Dulip saunters into the kitchen, his features haggard. "Curry, again?"
"Nobody is forcing you to eat it."
He sighs, heading back to the living room. "Just hurry up, please? I'm starving." A few seconds later, the chatter of cricket commentators reaches Anita's ears.
She grumbles under her breath, lifting the pot off the stove and roughly ladling out the curry onto two plates of boiled rice. Her hand automatically reaches for a third, but she stops in time, clenching her fist and drawing it back.
"Food!" she yells, slamming the plates on the table before pulling out a chair and attacking her rice. A few seconds later, her husband switches off the TV, drowning the house in silence, and takes the seat beside her.
They drown themselves in the monotonous sounds of chewing and clattering cutlery, but it does a poor job of replacing the laughter they're used to.

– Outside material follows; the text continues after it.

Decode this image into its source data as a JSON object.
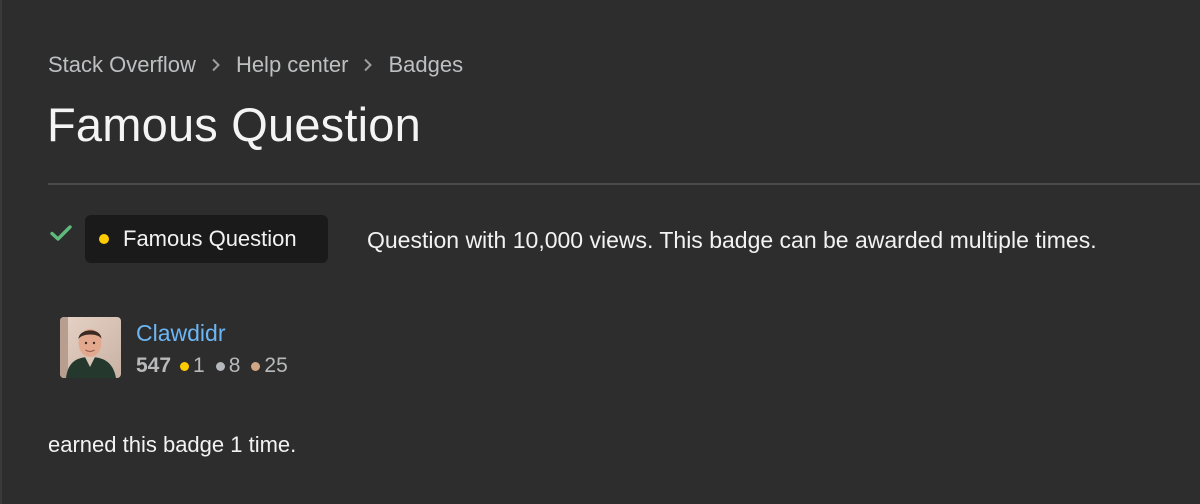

Anita glares at the wall. There are patches of discoloration where once a series of photographs hung. Now those picture frames are in a box, under their bed.
"You have to accompany her and the boy's mother to buy the dress, don't you? When are—?"

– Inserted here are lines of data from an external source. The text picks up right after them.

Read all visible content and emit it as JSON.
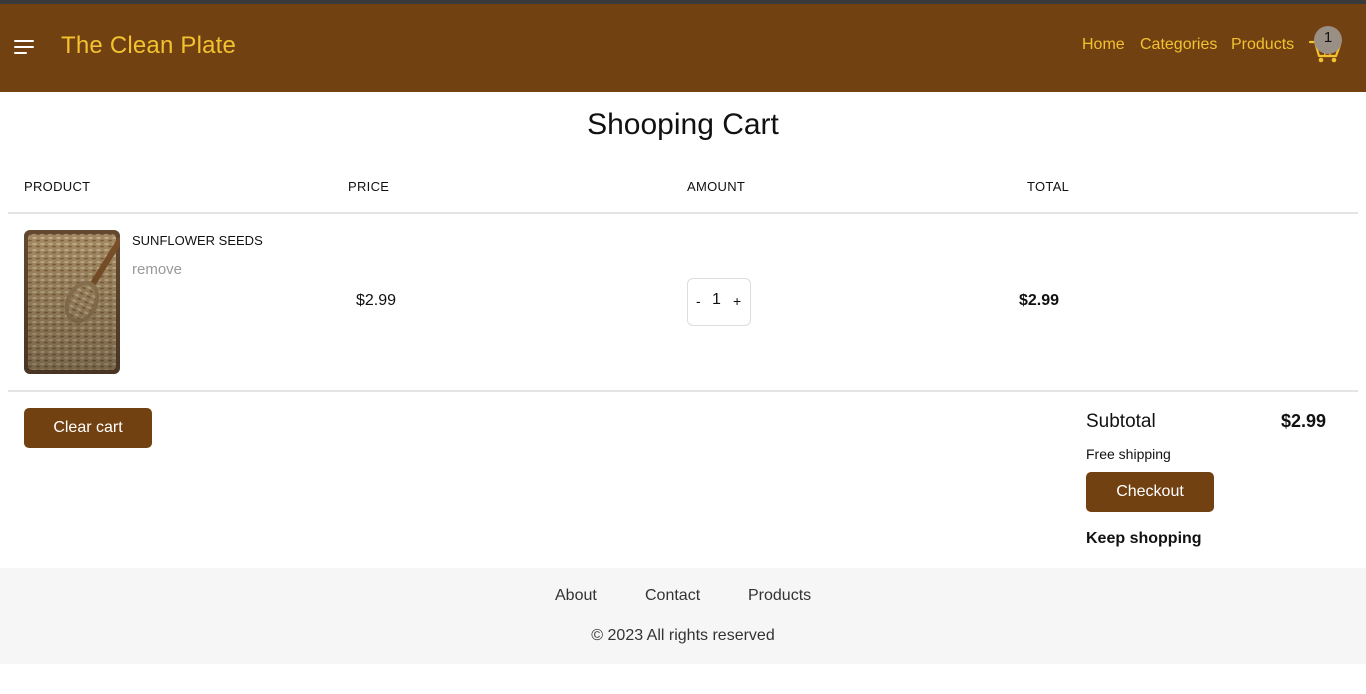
{
  "header": {
    "brand": "The Clean Plate",
    "nav": [
      {
        "label": "Home",
        "icon": ""
      },
      {
        "label": "Categories",
        "icon": ""
      },
      {
        "label": "Products",
        "icon": ""
      }
    ],
    "cart_count": "1",
    "menu_icon": "hamburger-icon",
    "cart_icon": "shopping-cart-icon"
  },
  "page": {
    "title": "Shooping Cart"
  },
  "table": {
    "headers": [
      "PRODUCT",
      "PRICE",
      "AMOUNT",
      "TOTAL"
    ],
    "rows": [
      {
        "name": "SUNFLOWER SEEDS",
        "remove_label": "remove",
        "price": "$2.99",
        "qty_minus": "-",
        "qty": "1",
        "qty_plus": "+",
        "total": "$2.99",
        "image": "sunflower-seeds-photo"
      }
    ]
  },
  "actions": {
    "clear_cart": "Clear cart",
    "checkout": "Checkout",
    "keep_shopping": "Keep shopping"
  },
  "summary": {
    "subtotal_label": "Subtotal",
    "subtotal_value": "$2.99",
    "shipping": "Free shipping"
  },
  "footer": {
    "links": [
      "About",
      "Contact",
      "Products"
    ],
    "copyright": "© 2023 All rights reserved"
  },
  "colors": {
    "brand_bg": "#724112",
    "brand_accent": "#f2c230",
    "footer_bg": "#f6f6f6"
  }
}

He's cut off by a humourless chuckle. "I have to? I don't have to do anything."
"Anita—"
"Dress?" Anita's rage is palpable. "You want me to fake a smile while she tries on white dresses to match her white husband? While her mother-in-law jabbers away in her incoherent accent?"
"You can't—"
"I can't what, Dulip? I can't feel upset that my daughter is disgracing the family? How will we even hand out the invitations? How can we tell people that our daughter was gallivanting around with her white-washed boyfriend when we sent her abroad to study?"
Dulip pushes away his plate, heading to the sink. Anita notes the tension in his jaw. "You can kick and scream all you want, but this is happening." Then in a softer tone, almost to himself, he adds, "I miss her."
Anita scoffs. "Well, I don't."
But she knows it's not true. A fact proved by the 4x6 photograph hidden in her pillowcase of a petite dark-skinned girl hugging the arm of a tall, pale man, toothy grins on display as they tossed their graduation caps in the air.
The house was different without her, and it would never be the same again.